Warrant Modification

 

In connection with the December 2025 PIPE, the Company and certain holders of the Company’s outstanding warrants that participated as investors in the January 2025 PIPE, agreed to amend certain outstanding warrants to purchase up to an aggregate of 120,734 shares of the Company’s common stock that were previously issued on January 23, 2025, with an exercise price of $12.70 per share (which exercise price reflects a 1-for-10 reverse stock split effected by the Company on August 1, 2025), effective upon the closing of the December 2025 PIPE, such that the amended warrants have a reduced exercise price of $2.04 per share. The amended warrants are exercisable subject to stockholder approval and will expire five years from the effective date of such stockholder approval. The Company’s annual meeting of stockholders is scheduled for May 27, 2026. The modification of the January 2025 PIPE Warrants was accounted for as a modification of equity-linked instruments. In accordance with ASC 815-40, as the warrants were classified as equity instruments before and after the modification, and as the modification was directly attributable to an equity offering, the Company recognized the effect of the modification of approximately $0.1 million as an equity issuance cost.

 

Placement Agent Warrants

 

The Company works with Wainwright to act as its investment bank for certain financing transactions.

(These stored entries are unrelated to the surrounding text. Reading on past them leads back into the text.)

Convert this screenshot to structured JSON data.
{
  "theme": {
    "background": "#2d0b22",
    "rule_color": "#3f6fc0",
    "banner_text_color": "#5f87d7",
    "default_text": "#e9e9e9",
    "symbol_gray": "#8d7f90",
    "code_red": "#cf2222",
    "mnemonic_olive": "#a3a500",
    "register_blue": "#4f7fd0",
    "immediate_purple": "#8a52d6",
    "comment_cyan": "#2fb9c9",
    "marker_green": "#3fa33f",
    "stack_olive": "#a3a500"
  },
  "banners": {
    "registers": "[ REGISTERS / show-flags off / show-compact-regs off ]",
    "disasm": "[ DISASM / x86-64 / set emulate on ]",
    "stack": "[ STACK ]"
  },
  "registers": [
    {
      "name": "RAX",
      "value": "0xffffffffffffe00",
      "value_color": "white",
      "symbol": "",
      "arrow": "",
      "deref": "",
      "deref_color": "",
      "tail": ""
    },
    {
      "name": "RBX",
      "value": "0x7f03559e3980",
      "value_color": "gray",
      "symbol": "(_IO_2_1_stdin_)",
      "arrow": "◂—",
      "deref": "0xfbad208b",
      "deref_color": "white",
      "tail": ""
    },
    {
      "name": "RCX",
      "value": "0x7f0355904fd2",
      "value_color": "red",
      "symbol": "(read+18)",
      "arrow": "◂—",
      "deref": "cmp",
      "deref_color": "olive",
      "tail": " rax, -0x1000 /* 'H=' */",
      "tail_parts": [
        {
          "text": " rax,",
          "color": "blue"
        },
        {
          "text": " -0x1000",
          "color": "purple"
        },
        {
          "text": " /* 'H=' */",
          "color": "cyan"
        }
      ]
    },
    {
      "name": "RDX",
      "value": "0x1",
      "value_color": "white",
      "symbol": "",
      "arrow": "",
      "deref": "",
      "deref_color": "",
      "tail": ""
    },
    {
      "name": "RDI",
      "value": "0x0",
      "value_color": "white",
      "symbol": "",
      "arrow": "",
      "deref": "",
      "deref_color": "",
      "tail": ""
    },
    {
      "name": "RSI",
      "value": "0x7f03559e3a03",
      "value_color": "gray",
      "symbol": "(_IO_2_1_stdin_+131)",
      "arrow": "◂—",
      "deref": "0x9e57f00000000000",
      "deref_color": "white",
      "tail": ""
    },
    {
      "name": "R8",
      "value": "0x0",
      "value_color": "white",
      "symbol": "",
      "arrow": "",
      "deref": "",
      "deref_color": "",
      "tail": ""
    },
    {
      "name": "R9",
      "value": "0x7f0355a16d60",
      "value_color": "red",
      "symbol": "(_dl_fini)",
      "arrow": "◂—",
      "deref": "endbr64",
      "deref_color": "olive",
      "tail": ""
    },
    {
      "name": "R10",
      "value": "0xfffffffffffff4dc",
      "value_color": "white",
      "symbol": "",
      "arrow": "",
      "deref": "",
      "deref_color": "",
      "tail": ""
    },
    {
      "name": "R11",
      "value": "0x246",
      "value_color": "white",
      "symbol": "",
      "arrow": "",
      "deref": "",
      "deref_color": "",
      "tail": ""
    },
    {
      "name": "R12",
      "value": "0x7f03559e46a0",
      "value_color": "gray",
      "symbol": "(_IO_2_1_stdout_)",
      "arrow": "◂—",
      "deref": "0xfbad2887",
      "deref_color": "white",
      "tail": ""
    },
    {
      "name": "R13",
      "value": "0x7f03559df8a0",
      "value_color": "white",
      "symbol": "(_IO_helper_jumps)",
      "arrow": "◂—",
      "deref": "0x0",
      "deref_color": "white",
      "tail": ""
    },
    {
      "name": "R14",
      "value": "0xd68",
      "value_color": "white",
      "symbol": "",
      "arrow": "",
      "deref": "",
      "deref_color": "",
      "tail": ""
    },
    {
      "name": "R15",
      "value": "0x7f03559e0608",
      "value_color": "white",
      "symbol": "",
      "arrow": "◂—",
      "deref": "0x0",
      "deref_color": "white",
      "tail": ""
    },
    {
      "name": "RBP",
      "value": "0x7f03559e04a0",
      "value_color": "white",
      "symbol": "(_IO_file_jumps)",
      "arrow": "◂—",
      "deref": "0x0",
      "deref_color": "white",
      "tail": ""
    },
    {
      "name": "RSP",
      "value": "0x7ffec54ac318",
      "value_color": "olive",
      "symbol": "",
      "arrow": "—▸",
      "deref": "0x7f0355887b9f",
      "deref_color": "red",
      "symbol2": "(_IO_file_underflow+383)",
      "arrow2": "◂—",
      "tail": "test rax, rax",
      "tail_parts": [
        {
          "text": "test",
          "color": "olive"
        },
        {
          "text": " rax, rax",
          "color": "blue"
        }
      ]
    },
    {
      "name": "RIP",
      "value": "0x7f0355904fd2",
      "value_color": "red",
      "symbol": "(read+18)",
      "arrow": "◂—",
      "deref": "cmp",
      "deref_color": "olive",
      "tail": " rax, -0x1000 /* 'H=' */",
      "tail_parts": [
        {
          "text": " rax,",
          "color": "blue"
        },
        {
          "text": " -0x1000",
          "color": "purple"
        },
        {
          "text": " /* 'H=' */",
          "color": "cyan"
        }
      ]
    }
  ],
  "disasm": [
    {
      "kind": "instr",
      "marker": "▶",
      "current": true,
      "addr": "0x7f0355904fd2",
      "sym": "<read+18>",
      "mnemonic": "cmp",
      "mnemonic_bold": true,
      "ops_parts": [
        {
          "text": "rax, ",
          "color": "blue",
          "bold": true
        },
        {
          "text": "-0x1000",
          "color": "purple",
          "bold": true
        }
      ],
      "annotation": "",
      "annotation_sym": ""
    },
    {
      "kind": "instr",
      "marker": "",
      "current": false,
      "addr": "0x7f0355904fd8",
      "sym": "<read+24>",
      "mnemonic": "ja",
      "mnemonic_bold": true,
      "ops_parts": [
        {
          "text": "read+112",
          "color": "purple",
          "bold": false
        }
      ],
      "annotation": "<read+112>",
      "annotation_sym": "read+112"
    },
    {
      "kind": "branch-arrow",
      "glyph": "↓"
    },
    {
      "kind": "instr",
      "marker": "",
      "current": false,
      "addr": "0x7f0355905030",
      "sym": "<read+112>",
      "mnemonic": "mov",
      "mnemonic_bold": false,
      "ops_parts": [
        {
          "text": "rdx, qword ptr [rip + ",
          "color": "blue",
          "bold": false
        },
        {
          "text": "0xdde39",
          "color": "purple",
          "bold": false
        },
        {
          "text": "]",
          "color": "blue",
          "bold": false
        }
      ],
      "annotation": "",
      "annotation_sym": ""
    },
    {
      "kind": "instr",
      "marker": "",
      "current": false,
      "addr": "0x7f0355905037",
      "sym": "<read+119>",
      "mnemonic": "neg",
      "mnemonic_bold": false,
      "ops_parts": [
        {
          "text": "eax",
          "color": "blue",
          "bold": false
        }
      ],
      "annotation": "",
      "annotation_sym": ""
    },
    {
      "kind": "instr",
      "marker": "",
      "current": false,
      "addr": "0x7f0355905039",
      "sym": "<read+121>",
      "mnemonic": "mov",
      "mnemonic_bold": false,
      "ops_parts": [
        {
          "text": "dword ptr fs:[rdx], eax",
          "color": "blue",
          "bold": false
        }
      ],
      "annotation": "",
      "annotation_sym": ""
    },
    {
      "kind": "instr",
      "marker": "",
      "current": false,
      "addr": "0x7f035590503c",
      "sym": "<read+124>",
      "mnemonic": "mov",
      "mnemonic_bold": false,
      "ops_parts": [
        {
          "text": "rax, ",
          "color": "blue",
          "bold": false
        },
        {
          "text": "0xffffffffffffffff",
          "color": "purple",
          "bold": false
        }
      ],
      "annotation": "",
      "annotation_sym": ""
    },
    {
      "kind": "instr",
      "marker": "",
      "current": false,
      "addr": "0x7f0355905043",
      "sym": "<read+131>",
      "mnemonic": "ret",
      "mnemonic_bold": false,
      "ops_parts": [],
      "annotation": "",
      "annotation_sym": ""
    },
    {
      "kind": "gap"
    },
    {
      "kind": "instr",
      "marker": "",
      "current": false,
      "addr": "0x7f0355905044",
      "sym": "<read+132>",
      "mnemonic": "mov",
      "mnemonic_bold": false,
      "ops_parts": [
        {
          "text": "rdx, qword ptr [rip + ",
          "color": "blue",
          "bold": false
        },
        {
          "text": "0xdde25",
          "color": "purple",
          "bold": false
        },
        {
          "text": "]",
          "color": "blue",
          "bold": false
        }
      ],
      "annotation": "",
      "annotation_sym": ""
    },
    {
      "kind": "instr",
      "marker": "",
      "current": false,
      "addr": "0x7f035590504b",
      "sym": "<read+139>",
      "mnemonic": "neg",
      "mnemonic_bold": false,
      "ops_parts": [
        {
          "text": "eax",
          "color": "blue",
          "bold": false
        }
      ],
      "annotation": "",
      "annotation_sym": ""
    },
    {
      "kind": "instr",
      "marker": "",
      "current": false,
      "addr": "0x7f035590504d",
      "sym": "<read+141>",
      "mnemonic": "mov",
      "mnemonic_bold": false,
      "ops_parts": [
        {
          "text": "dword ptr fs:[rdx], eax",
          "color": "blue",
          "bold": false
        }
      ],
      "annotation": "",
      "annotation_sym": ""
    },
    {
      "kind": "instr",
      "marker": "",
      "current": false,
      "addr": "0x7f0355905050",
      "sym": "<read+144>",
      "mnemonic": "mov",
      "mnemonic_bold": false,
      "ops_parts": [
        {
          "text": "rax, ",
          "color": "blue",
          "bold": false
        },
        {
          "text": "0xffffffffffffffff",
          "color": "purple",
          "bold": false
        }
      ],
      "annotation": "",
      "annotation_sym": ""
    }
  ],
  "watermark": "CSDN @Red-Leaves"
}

Per the terms of the Company’s engagement letter with Wainwright, the Company pays compensation in the form of fees and reimbursed expenses, as well as the issuance to Wainwright, or its designees, warrants to purchase Common Stock of the Company equal to 7.0% of aggregate number of Common Stock issued in a related to the financing at an exercise price equal to 125% of the financing price.